Are there many success stories using that site?
As I said in post #5, my daughter and her wonderful husband.
My daughter is a smart Millennial black woman with rather peculiar ways (admittedly inherited from her paternal grandmother and father) who is also a strong Christian, and Proverbs 31 is a leading verse for her.
We never gave her the idea, though, that she "needed" a man. We didn't get her into the "whose your little boyfriend" stuff when she was young, and she had other things to do when she was a teenager and young woman.
She had a hard time finding marriage material when she was ready to get married. Frankly, I didn't see much of that around myself.
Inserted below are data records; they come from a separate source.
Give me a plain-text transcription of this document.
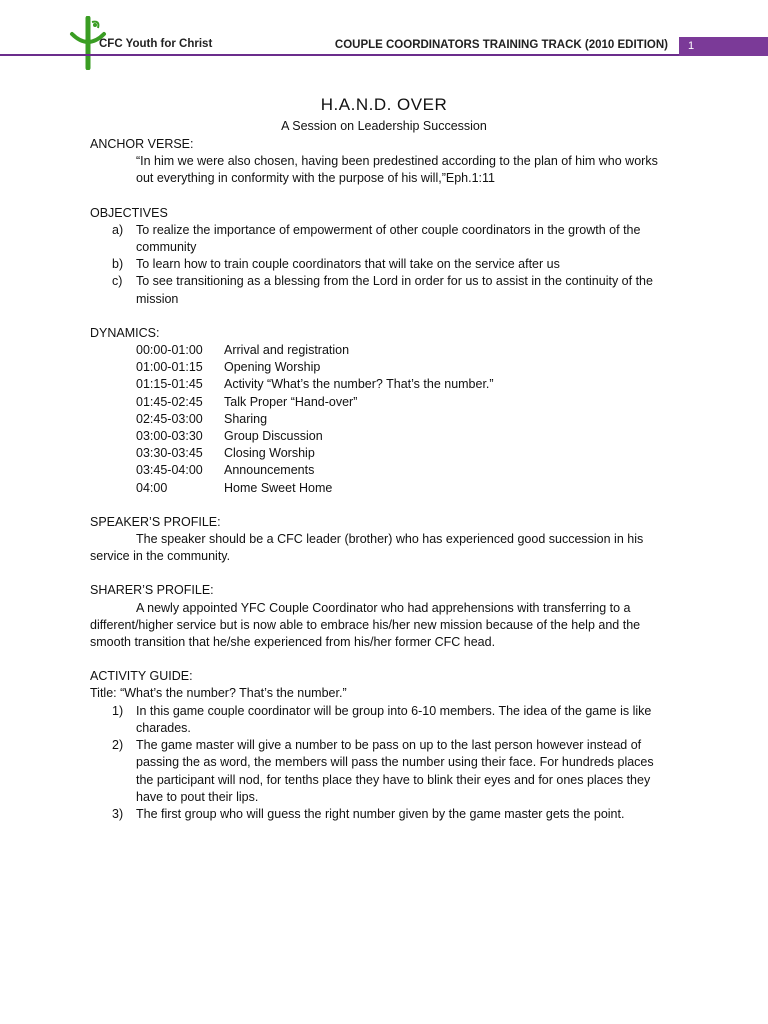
CFC Youth for Christ	COUPLE COORDINATORS TRAINING TRACK (2010 EDITION) 1
H.A.N.D. OVER
A Session on Leadership Succession

ANCHOR VERSE:

“In him we were also chosen, having been predestined according to the plan of him who works

out everything in conformity with the purpose of his will,”Eph.1:11

OBJECTIVES

a) To realize the importance of empowerment of other couple coordinators in the growth of the
community
b) To learn how to train couple coordinators that will take on the service after us
c) To see transitioning as a blessing from the Lord in order for us to assist in the continuity of the
mission

DYNAMICS:

00:00-01:00 Arrival and registration
01:00-01:15 Opening Worship
01:15-01:45 Activity “What’s the number? That’s the number.”
01:45-02:45 Talk Proper “Hand-over”
02:45-03:00 Sharing
03:00-03:30 Group Discussion
03:30-03:45 Closing Worship
03:45-04:00 Announcements
04:00	Home Sweet Home

SPEAKER’S PROFILE:

The speaker should be a CFC leader (brother) who has experienced good succession in his

service in the community.

SHARER’S PROFILE:

A newly appointed YFC Couple Coordinator who had apprehensions with transferring to a

different/higher service but is now able to embrace his/her new mission because of the help and the

smooth transition that he/she experienced from his/her former CFC head.

ACTIVITY GUIDE:

Title: “What’s the number? That’s the number.”

1) In this game couple coordinator will be group into 6-10 members. The idea of the game is like
charades.
2) The game master will give a number to be pass on up to the last person however instead of
passing the as word, the members will pass the number using their face. For hundreds places
the participant will nod, for tenths place they have to blink their eyes and for ones places they
have to pout their lips.
3) The first group who will guess the right number given by the game master gets the point.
The fact is that the way it's done in America is patently stupid. Sheer chance. That's what young people in America are betting their married futures upon: Sheer dumb luck.
American young people have to dress hot and be on the lookout for a mate all the time...just in case they bump into The One by sheer coincidence. They start doing that in early adolescence (or even earlier than that, these days).
My wife and I are looking for our retirement home. We could just get into the car and start driving around the area looking for houses and knocking on doors of good-looking houses to see if the owners might be looking to sell.
That's how young people in America seek potential mates.
But instead, we use technology. We go onto sites like Realtor.com and Zillow.com and Trulia.com where people who want to sell their houses are looking for buyers. We run filters of what we're looking for against what is available for sale. When a house appears to meet our requirements, we arrange to take a look at it.
That's a heck of a lot smarter than driving around and knocking on doors.
As my daughter reached her 29th birthday, still unmarried and still a virgin, she tried Christian Mingle and met her current husband. The young man is also a devout Christian and adorable. So are his parents--Christian Mingle scored a two-fer on that one, because she met a husband and we met some really good Christian friends.
At the wedding, I confided in the groom's father that I'd started to fear my daughter would never find a suitable mate. He confided that they's started to worry about the same thing.